A shipping glitch that might have chilled to near freezing study packages of Ampio Pharmaceuticals Inc.'s late-stage osteoarthritis of the knee (OAK) treatment, Ampion (aspartyl-alanyl diketopiperazine), will delay analysis of data from a pivotal study of the drug, the company said.

News of the mishap sent Ampio shares (NASDAQ:AMPE) tumbling, down 24 percent to a $5.66 close as investors speculated about the implications for the Englewood, Colo.-based company's plans to file a biologics license application (BLA) in the first quarter of 2015.

Ampio said it's working to keep the BLA on track and has already spoken about the issue with the FDA, which agreed to analyze data from the impacted trial, called STEP, in support of its BLA.

Trial supplies of Ampion were housed, packaged and shipped in early January by a specialized drug shipment vendor Ampio didn't identify. The vendor was contractually obligated to maintain pre-determined temperature requirements under all conditions, company CEO Michael Macaluso said.

The first patient dosed with Ampion in the 500-person study received it Jan. 13. But the temperature problem wasn't spotted until Ampio's contract research organization (CRO) conducted a full documentation review following the unblinding of the study, Ampio said. The CRO found multiple instances in which the in-package temperature monitor fell significantly below the 15 degrees Celsius (59 degrees Fahrenheit) minimum required, according to Macaluso. Much of the drug product received at the clinical sites had been below the temperature requirement and may have been frozen for some period of time, he added, an issue that may have damaged its potency.

"Pivotal clinical trial drug specifications dictate precise temperature and handling conditions for all study drug product in order to assure that the conclusions about the safety and effectiveness of the tested drugs will be accurate and repeatable during routine clinical use," Macaluso added.

In addition to trying to salvage the STEP data, Ampio is consulting with its regulatory advisors to determine whether it can submit data from a multiple injection study currently under way to support its BLA. Packaging the multiple-injection study with data from the company's first pivotal trial of Ampion, the single-injection SPRING study, "may provide a more comprehensive and clinically meaningful analysis by the FDA reviewers," the company said.

It's an outcome the company hopes will come to pass, since early results in the open-label portion of the the safety-focused multiple injection study have shown that patient's pain scores, as evaluated by the WOMAC A osteoarthritis pain index, improved by 86 percent from baseline six weeks following the first injection, compared to about 40 percent in the SPRING study at the same time point.

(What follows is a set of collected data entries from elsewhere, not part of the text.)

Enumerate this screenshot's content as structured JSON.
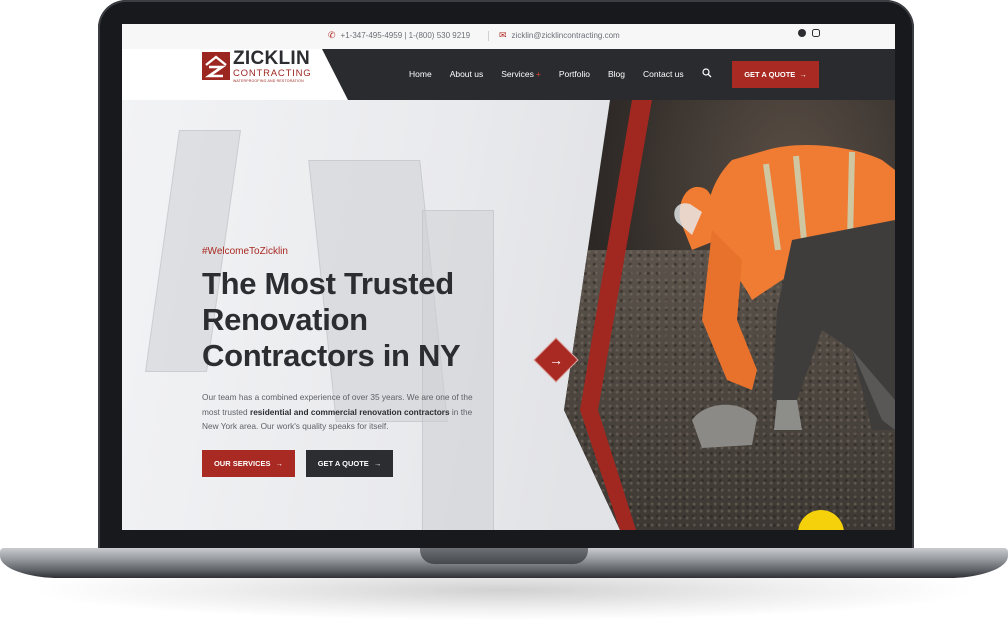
{
  "topbar": {
    "phone": "+1-347-495-4959 | 1-(800) 530 9219",
    "email": "zicklin@zicklincontracting.com",
    "social": [
      "facebook-icon",
      "instagram-icon"
    ]
  },
  "logo": {
    "name": "ZICKLIN",
    "sub": "CONTRACTING",
    "tagline": "WATERPROOFING AND RESTORATION"
  },
  "nav": {
    "items": [
      "Home",
      "About us",
      "Services",
      "Portfolio",
      "Blog",
      "Contact us"
    ],
    "services_indicator": "+",
    "cta": "GET A QUOTE"
  },
  "hero": {
    "eyebrow": "#WelcomeToZicklin",
    "headline": "The Most Trusted Renovation Contractors in NY",
    "desc_1": "Our team has a combined experience of over 35 years. We are one of the most trusted ",
    "desc_bold": "residential and commercial renovation contractors",
    "desc_2": " in the New York area. Our work's quality speaks for itself.",
    "btn_services": "OUR SERVICES",
    "btn_quote": "GET A QUOTE"
  },
  "colors": {
    "accent": "#a82a22",
    "dark": "#2b2d31"
  }
}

Given those results, the company said it thinks it's unlikely that doctors will choose to treat severe chronic pain patients with a single injection.

Reaching patients with severe osteoarthritis could be an important differentiating factor for Ampio, since those patients previously have been excluded from industry-sponsored trials, according to Jefferies analyst Biren Amin.

Whether Ampion's intemperate voyage unearthed an isolated supply chain problem or previously undisclosed vulnerability in the human serum albumin-based therapy is unclear. Ampio officials did not respond to an interview request.

Beyond OAK, Ampio is evaluating Ampion as a potential treatment for Crohn's disease, chronic obstructive pulmonary disease and other chronic inflammatory conditions. It's also evaluating Optina, an orally administered ultra-low dose of danazol, to treat diabetic macular edema.

Ampio raised net proceeds of about $64.4 million on March 5 to give Ampion the final push to potential approval. At June 30, the company had about $65.6 million in cash and equivalents. (See BioWorld Today, March 3, 2014.)